Immediately after a conversation has been recorded, its original shall be surrendered to the judge who issued the order authorizing it, to be sealed according to the instructions issued by him to such effects. Likewise, the judge shall provide for everything regarding the preservation and custody of the recording by the court. Recordings made pursuant to the provisions of this section must be preserved for a term of ten (10) years, except when the judge who has issued or denied the order provides for their destruction. Duplicates of the recording may be made with respect to the investigation or preparation for a trial. The condition that the recording be sealed as provided by this subsection, or a satisfactory explanation to the court as to the reason or reasons why such recording is not sealed, shall be a requirement to allow its introduction as evidence in any judicial process or that of any other nature. Within six (6) months after the approval of this act, the Supreme Court of Puerto Rico shall adopt the rules that are needed with respect to the process of judicial sealing, preservation and custody of such recordings, in order to implement the provisions of this subsection.
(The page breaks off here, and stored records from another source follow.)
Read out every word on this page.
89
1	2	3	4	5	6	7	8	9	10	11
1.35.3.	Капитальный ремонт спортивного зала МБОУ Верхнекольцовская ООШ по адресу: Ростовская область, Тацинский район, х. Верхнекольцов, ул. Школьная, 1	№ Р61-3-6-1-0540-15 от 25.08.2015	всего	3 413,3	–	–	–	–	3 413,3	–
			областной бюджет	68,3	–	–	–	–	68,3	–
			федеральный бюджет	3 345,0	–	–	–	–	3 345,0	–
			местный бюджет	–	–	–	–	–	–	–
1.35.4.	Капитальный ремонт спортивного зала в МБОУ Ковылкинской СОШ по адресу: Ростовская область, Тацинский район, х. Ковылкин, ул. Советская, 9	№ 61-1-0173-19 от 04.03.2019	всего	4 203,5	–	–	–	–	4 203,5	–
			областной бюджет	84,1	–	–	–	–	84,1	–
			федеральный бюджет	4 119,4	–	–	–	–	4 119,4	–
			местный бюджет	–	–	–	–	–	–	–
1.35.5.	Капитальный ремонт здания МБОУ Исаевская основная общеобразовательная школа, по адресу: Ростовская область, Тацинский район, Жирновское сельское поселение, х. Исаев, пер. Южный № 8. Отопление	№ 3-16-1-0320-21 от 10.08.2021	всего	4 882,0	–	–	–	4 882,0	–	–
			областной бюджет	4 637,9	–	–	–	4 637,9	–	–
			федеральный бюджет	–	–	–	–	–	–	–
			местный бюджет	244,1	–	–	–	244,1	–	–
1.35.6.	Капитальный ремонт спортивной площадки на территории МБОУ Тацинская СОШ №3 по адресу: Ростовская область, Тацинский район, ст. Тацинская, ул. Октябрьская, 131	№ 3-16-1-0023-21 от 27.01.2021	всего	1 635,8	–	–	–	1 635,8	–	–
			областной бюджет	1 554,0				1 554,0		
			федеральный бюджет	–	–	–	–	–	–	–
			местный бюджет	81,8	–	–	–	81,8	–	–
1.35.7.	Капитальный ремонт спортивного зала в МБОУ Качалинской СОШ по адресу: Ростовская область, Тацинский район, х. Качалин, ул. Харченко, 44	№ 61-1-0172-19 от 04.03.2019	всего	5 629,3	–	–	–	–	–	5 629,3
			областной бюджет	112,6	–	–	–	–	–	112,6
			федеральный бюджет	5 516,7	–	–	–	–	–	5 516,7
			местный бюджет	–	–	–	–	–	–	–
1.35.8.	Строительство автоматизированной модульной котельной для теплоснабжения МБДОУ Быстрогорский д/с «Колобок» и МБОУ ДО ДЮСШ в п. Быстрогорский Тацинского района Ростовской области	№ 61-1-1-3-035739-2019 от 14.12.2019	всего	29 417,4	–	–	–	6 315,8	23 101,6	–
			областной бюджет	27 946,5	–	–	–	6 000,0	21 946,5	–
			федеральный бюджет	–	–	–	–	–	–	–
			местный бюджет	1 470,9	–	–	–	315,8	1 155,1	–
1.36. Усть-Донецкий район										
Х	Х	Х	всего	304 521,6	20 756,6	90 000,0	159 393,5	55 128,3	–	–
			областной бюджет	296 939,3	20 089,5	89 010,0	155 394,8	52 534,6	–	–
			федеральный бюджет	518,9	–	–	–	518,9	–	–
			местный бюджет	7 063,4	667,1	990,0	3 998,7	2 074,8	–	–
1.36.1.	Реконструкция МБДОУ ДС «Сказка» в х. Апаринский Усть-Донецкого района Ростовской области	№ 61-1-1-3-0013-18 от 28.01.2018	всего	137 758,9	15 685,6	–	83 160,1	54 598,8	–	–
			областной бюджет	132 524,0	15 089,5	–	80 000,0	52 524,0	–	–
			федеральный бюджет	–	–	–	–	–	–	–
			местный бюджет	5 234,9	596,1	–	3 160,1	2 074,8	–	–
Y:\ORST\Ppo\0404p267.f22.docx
(j) The Secretary of Justice within a term that shall not exceed six (6) months from the date of approval of this act shall promulgate regulations for the authorization and control of recordings of nontelephonic conversations. No recordings of any conversation whatsoever under the provisions of this chapter may be made until these regulations are approved and meet the provisions of the Rules and Regulations Act No. 112 of June 30, 1957, as amended. The regulations to be promulgated shall have the objective of implementing the purpose of this section, always safeguarding the privacy of those persons whose conversations cannot be recorded pursuant to what has been provided above.

(k) Recordings of nontelephonic conversations obtained under the provisions of this section shall be admissible as evidence, subject to strict compliance with its provisions and the regulations promulgated by the Secretary of Justice.

(l) In view of the confidential nature which must pervade the process for the petition and/or revision of the authorization to record nontelephonic conversations, only the prosecutor or representative of the Secretary of Justice, the judge and those officials that the court deems are indispensable to discharge its judicial function shall be present during the ex parte proceedings.

History —July 13, 1978, No. 33, p. 468, added as § 18 on June 19, 1987, No. 36, p. 120, § 6, eff. 180 days after June 19, 1987.